LIBREVILLE (Reuters) - Gabon’s Senate voted on Monday to decriminalise homosexuality, the president’s office said, in a landslide result that will make the country one of the few in Africa to reverse an earlier ban on same-sex relationships.
Under a 2019 law, Gabon was one of 73 countries or jurisdictions around the world, including more than two dozen in Africa, that criminalise sex between men and sex between women.
The move by the government to reverse part of the law barely a year after it was voted in, has sharply divided opinion and sparked intense debate on social media in the central African nation, where homosexuality is still broadly seen as a taboo.
The government did not explain why it decided to revise the law.

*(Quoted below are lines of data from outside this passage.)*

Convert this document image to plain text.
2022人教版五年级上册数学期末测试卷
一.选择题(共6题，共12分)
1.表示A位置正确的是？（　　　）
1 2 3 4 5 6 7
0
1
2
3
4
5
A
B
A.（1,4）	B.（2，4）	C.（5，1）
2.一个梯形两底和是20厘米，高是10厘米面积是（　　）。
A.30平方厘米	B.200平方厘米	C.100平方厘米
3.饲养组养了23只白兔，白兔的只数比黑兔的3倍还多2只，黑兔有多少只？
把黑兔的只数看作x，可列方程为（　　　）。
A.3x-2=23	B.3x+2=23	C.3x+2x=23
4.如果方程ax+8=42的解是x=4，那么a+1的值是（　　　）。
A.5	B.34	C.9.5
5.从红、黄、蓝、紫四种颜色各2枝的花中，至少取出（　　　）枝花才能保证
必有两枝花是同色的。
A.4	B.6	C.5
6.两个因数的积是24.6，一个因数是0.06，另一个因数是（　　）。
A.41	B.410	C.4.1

Nevertheless, the bill won the support of lawmakers in the lower house last week. While in the Senate, it “was adopted with a large majority of 59 votes”, Jessye Ella Ekogha, a spokesman for Gabon’s presidency, told Reuters. It will now be ratified by President Ali Bongo, he added.
Bongo’s wife, Sylvia, has voiced support for the bill, saying the ability to love freely without being condemned is a fundamental human right.
Ahead of Monday’s vote, some senators expressed their disapproval. “My religious convictions, my education and the vision I have for my country do not permit me to accept such an abomination,” said Senator Jean-Christophe Owono Nguema.